Another powerful argument from design... If you're walking on the beach and see the first couple letters of your name written in the sand, you assume that some intelligence wrote those letters there. Then later you're analyzing the human genome and you see the ATCG sequence of genes, over three billion of them in exactly the right order for it to work and you ask what the origin of that complex code is, and the answer, from an atheist point of view must be, chance and necessity. Why, in the instance of seeing part of one's name written in the sand one postulates an intelligence, but when seeing the unique encoded design behind all life as we know it, does one postulate chance and necessity?
Both the atheist and the theist end up believing an Ultimate fact either the universe or mass energy or some other physical thing, or, for the theist, it's God. The key question of life is not that there's an Ultimate fact, but which Ultimate fact is correct? Two world views... in the beginning, mass energy or gravity or some other thing (it doesn't say where that came from), or in the beginning, God.

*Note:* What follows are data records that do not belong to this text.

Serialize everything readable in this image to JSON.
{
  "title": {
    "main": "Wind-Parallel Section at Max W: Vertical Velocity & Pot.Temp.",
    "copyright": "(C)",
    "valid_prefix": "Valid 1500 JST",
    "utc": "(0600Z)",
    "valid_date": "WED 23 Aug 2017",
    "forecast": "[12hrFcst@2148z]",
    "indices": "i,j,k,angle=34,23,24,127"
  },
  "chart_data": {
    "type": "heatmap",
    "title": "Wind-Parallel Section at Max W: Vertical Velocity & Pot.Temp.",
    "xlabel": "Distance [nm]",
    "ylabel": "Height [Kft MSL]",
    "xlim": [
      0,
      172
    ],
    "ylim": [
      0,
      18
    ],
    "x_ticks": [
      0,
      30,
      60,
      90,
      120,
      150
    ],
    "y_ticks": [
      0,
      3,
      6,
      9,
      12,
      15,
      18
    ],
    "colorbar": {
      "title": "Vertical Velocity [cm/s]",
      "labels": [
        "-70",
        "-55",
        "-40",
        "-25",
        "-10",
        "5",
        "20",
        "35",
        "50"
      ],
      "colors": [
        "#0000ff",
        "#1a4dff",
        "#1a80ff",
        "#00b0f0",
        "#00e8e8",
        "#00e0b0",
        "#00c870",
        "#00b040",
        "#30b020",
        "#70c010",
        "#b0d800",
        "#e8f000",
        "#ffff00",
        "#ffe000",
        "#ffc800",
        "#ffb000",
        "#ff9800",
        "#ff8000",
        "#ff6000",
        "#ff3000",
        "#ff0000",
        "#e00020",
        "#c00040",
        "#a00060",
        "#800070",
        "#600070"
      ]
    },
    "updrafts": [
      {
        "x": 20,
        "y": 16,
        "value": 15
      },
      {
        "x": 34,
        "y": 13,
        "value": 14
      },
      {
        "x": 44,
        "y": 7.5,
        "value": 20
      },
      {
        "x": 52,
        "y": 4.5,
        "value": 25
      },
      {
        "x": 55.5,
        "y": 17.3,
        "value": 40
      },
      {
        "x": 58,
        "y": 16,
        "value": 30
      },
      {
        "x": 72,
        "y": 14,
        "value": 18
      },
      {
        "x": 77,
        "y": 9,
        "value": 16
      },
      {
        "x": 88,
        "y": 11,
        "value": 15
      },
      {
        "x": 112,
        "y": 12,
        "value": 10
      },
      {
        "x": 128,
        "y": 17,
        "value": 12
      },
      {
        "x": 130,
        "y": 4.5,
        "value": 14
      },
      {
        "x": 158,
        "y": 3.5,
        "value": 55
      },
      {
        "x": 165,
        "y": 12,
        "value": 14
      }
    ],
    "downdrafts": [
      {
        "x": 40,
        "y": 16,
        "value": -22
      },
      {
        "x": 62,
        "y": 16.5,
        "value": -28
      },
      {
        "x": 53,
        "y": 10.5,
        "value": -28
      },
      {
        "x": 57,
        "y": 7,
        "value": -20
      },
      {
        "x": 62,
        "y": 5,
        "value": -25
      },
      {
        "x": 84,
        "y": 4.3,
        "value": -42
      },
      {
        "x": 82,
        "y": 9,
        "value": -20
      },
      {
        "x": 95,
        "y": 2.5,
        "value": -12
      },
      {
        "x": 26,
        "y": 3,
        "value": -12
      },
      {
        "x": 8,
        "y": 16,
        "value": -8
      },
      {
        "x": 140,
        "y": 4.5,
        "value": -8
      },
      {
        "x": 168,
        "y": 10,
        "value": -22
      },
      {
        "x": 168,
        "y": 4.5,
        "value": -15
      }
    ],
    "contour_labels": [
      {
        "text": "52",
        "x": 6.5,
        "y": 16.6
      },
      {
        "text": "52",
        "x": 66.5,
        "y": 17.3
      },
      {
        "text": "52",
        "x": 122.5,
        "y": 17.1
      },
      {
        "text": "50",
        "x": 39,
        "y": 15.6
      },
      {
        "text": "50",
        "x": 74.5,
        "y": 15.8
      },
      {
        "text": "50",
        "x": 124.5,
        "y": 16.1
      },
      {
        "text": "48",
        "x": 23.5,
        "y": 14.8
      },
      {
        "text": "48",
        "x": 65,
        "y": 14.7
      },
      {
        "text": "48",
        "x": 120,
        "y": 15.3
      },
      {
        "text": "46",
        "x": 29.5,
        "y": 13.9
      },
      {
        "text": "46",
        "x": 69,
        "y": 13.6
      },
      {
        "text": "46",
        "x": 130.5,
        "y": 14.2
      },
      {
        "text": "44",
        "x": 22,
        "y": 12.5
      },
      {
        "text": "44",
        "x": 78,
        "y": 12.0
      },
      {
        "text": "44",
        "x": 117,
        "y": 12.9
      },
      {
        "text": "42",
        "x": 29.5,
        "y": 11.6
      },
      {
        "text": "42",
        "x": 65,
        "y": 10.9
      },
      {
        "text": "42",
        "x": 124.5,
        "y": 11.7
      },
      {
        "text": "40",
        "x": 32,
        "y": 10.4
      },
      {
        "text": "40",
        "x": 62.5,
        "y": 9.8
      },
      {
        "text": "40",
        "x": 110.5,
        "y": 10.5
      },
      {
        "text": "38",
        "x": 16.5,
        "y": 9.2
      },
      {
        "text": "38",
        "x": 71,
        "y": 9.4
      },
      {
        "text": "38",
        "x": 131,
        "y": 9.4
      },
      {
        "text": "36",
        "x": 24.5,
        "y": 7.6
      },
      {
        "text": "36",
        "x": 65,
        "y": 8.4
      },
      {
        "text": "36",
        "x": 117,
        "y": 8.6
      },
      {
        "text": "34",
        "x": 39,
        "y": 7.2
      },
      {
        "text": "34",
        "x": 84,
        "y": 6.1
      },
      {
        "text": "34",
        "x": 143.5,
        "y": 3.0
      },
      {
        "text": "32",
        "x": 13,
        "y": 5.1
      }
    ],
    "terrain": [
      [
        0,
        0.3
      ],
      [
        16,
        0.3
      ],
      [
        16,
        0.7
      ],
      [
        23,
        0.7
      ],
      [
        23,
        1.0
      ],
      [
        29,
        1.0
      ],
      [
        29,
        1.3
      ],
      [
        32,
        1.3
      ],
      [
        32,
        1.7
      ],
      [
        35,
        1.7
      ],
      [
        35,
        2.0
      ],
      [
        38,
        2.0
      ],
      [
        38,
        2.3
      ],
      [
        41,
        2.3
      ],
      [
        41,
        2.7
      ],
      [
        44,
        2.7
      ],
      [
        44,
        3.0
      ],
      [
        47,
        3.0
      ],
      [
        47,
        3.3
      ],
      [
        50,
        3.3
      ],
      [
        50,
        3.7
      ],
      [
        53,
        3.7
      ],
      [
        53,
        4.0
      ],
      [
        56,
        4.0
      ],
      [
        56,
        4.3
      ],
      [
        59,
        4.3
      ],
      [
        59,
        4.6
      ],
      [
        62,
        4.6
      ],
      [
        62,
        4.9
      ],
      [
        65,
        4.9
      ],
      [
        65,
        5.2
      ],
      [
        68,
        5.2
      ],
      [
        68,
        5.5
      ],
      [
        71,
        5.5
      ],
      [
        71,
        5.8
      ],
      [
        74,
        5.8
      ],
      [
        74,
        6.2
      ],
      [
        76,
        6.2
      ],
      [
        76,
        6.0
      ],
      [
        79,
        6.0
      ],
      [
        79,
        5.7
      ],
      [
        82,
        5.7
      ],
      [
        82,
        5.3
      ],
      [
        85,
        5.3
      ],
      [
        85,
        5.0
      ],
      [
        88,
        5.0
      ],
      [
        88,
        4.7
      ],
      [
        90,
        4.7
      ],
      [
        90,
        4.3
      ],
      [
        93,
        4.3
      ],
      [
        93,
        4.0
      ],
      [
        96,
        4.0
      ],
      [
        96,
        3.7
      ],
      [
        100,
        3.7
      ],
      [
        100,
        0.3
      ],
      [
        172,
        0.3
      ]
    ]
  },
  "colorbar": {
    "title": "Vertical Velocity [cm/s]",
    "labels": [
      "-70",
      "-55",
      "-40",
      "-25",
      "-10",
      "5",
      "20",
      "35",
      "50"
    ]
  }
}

One thing that's come to my mind since I read Gödel, Escher, Bach: An Eternal Golden Braid by Douglas Hofstadter, it seems to be that the Gödel Incompleteness Theorem would add to the teleological arguments that Dr. Lennox and others have made. In my simple, basic understanding of the theorem that mainly applies to the philosophy of mathematics, is that no system, if it's sufficiently complex to make a statement, can be complete. Take Euclid's theorem that there are an infinite number of prime numbers there is no way to sufficiently list all prime numbers, that's part of what infinite means. There's no way to count to infinity, so even though there are a couple of proofs for an infinite number of primes nothing in mathematics can explain all possible combinations of numbers. Here's where the idea of God makes sense. Take the set of the whole universe, we cannot get outside this logical set, but as Gödel implies, there must be something outside that set. In Hofstadter's book he uses his characters in the book reading a book about a book about a book in which they're having adventures. In the course of the story within the story within the story (you get the point even if I didn't match up the number of stories!) the characters pop out of each story till the (almost) get to the top level. Well, God is outside all levels, and the sets all stop with Him. The uncreated, creator that makes all logic make logical sense.